O Earth, I am heart-sick with weariness!
Thy times and seasons are alike in pain.
I hate the mocking sunshine, and no less
These high cold-staring stars. The enormous chain
Must all be thus unwinded, link by link,
And I must, drop by drop, thus slowly drink
My ocean-cup of misery to the lees.
All places are alike, and yet, as though
I had some hope of finding change, I go
Through cities, forests, deserts, mountains, seas.
Everywhere like a wandering wind I roam.
O Earth! in all thy bounds I only crave
A place of rest—in all thy lands, one grave.

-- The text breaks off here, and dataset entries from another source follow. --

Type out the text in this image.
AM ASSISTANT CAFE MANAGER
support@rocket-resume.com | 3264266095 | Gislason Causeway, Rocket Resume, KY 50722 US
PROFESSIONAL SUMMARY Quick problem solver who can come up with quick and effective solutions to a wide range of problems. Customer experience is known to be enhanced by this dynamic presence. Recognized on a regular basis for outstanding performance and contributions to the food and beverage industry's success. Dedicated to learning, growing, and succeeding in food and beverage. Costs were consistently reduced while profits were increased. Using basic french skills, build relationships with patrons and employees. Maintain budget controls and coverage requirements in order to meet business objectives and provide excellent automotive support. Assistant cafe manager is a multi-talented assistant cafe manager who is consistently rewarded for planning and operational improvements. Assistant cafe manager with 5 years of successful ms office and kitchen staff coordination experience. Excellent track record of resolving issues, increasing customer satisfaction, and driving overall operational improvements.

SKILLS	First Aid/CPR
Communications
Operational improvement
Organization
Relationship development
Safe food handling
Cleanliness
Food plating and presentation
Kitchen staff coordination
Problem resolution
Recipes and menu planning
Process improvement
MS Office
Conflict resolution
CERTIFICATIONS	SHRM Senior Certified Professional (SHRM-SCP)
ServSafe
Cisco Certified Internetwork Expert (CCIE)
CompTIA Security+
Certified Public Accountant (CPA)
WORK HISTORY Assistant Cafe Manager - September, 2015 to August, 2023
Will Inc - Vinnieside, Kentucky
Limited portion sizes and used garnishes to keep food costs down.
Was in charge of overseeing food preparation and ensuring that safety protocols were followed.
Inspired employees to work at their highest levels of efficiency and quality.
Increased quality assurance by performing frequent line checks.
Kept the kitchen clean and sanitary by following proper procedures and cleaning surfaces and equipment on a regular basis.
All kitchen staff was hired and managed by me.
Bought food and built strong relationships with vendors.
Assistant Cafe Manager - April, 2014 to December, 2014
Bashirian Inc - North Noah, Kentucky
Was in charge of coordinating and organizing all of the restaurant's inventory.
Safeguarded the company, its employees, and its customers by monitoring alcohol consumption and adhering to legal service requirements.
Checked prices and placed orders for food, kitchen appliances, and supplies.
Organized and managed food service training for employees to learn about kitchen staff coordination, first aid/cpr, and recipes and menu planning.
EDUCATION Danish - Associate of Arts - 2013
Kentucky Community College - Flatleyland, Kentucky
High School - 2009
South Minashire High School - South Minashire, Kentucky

Earth, Earth, O take me home!
Thou that wast guilty of my birth,
Hast thou no pity, O harsh mother Earth!

104

The unregarded breath of my despair
Groans forth in oft-repeated words of woe:
But I am never mad, even when I tear
This wretched flesh; I never cease to know
The stinging truth, the sharp reality,
Of all that was, and is, and is to be;
The mind doth calmly judge the senses' strife—
And that is ceaseless; for no hour may bring
A moment's lull to my disease of Life.
Sleep's dew that falls on every living thing
With comfortable balm, leaves only me,
Like Gideon's fleece, unwet; this awful lamp,
Burning for ages 'mid sepulchral damp,
Needs no fresh oil nor trimming; on my way
No resting-places stand. I gasp, and pray
For peace, though all in vain until the appointed day.